A LORRY container became a “tomb” when 39 desperate men, women and children suffocated as they were smuggled across the English Channel, a court has heard.
Temperatures in the pitch-black refrigerated unit reached an “unbearable” 38.5C (101F) as the Vietnamese nationals were sealed inside for at least 12 hours, jurors were told.
Unable to raise the alarm, one of them – a 28-year-old woman – wrote a text message that was never sent, saying: “Maybe going to die in the container, can’t breathe any more dear.”
Jurors were told the cost of being smuggled across the English Channel in the back of a lorry was some £10,000 per person.
Lorry driver Eamonn Harrison and “key player” Gheorghe Nica, from Langdon Hills, are on trial accused of the manslaughter of the 39 migrants who were found dead after the lorry arrived in Purfleet and was driven to Grays in October last year.
The pair are also accused of being part of a people-smuggling conspiracy with another lorry driver, Christopher Kennedy, and Valentin Calota.
Opening the trial, Bill Emlyn Jones told jurors it was a “sad and unavoidable truth” that some people were prepared to go to great lengths to come to the UK “for a better life”.
Their desperation made them vulnerable to exploitation by those who did not care about immigration law and saw them as an opportunity to make money, the prosecutor said.
Mr Emlyn Jones said the people-smuggling team had operated successful runs before the one in October last year that went “dreadfully wrong”.
He told jurors: “Obviously, any time you fill an airtight container with a large number of people, where they will be left for hours and hours, with no means of escape and no means of communication with the outside world – well, it is fraught with danger.”
On October 22, the 39 Vietnamese nationals were loaded into the back of a lorry in northern Europe, he said.
Harrison drove them to Zeebrugge in Belgium, and unhooked his trailer where it was loaded onto a cargo ship bound for Purfleet, jurors heard.
Another lorry driver, Maurice Robinson, then collected the trailer from Purfleet when it arrived just after midnight on October 23.
Mr Emlyn Jones said that by then it had been some 12 hours at least since “any meaningful amount of fresh air had been let into the sealed container”.
Robinson knew he had to check on the occupants, having been sent a message from his boss to “give them air quickly, but don’t let them out”, the court heard.
The prosecutor added: “Robinson drove out of Purfleet port and almost immediately stopped and opened the doors at the back.
“What he found must haunt him still.

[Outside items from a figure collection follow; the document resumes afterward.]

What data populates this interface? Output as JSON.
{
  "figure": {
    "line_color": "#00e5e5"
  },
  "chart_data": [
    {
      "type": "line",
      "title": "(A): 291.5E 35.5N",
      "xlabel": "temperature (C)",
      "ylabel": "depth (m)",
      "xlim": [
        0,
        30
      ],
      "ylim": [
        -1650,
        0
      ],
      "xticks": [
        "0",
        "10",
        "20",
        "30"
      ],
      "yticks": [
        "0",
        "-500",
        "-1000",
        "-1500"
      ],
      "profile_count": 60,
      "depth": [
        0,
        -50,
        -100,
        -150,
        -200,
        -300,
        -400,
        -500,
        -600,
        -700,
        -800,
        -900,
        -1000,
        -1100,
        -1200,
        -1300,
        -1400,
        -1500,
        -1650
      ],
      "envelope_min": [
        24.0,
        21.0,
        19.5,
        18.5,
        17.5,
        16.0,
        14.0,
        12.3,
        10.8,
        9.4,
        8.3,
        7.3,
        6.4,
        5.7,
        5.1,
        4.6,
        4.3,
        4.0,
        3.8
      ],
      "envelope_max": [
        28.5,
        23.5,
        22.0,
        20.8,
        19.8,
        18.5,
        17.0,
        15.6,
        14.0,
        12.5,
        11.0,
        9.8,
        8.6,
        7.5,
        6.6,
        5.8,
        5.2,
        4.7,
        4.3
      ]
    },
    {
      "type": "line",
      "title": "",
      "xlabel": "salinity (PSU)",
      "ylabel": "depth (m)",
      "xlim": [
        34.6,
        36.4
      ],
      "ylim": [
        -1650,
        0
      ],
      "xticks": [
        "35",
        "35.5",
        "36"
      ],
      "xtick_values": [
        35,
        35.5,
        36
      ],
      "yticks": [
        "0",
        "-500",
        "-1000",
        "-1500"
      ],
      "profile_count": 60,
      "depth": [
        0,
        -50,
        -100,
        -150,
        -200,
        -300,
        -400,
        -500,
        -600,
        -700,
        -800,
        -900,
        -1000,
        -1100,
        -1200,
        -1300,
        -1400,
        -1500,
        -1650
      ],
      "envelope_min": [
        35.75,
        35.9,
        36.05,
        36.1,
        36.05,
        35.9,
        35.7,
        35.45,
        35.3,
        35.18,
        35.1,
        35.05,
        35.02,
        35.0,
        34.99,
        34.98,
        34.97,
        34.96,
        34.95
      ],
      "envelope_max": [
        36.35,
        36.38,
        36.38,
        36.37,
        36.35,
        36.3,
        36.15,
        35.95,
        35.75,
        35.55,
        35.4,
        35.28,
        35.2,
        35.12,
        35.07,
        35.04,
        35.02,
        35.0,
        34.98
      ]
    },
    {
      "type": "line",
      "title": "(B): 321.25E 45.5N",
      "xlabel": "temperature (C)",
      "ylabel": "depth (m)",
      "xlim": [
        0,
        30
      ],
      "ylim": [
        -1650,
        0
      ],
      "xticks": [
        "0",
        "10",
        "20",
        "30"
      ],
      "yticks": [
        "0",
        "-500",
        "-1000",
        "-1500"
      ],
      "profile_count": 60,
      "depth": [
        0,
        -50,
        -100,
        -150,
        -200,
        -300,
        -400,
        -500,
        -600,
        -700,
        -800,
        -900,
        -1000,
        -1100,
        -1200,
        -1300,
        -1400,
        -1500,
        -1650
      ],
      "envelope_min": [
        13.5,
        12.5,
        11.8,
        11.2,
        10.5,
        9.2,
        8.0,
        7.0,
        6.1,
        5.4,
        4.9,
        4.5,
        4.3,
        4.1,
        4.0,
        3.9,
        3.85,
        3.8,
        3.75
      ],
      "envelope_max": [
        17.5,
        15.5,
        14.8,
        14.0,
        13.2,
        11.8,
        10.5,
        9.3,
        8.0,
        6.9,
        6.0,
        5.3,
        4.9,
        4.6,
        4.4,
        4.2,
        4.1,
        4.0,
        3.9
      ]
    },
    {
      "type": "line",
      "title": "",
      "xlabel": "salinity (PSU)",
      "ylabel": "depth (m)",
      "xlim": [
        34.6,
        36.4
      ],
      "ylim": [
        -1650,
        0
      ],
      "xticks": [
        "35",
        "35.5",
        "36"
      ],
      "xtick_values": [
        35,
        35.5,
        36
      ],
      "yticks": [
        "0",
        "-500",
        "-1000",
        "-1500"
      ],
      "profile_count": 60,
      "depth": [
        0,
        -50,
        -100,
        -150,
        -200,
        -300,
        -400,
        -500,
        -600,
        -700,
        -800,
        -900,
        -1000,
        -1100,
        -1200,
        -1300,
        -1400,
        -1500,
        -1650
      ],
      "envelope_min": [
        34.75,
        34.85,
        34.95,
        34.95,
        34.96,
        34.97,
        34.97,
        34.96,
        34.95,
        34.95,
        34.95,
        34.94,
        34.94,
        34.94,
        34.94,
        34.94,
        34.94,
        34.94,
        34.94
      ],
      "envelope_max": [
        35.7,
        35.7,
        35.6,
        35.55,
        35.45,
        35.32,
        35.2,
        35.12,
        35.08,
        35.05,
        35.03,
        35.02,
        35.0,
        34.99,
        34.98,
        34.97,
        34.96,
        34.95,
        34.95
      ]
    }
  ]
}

For the 39 men and women inside, that lorry had become their tomb.”
The refrigerator had not been turned on during the journey, meaning the temperature inside the trailer rose to 38.5C, Mr Emlyn Jones said.
When Kennedy learned of the deaths, he told a friend it “must have been too many and run out of air”, the court heard.
Mr Emlyn Jones said: “What it must have been like inside that lorry does not bear thinking about. In fact, we do have some direct evidence of what the victims were going through, recovered from some of their mobile phones.
“They had no signal inside the container, so could not call for help or alert the outside world to their plight. But naturally, in desperation, they tried.”
Nica, 43, and Harrison, 23, of Mayobridge, Co Down, Northern Ireland, deny 39 counts of manslaughter.
Nica has admitted conspiracy to assist unlawful immigration between May 1 2018 and October 24 2019.
Harrison, Calota, 37, of Birmingham, and Kennedy, 24, of Co Armagh, Northern Ireland, deny the conspiracy charge. Nica was said by the prosecution to be a “key player” in the smuggling operation.
On October 23 last year, he was in the area of Purfleet “primed” to meet the human cargo and was the second person Robinson called within seconds of the discovery of the bodies, jurors heard.
Previously, Kennedy had collected smuggled migrants at Purfleet and Calota had met them at a pick-up point nearby for onward transportation, it was alleged.
The court heard Robinson and haulage boss Ronan Hughes had pleaded guilty to the manslaughters and the people-smuggling plot.
Hughes, 41, who had a haulage company based in Co Monaghan, in Northern Ireland, played a “significant role” in organising the movement of his drivers, jurors were told.
Two other defendants have also admitted their part in the wider people-smuggling operation.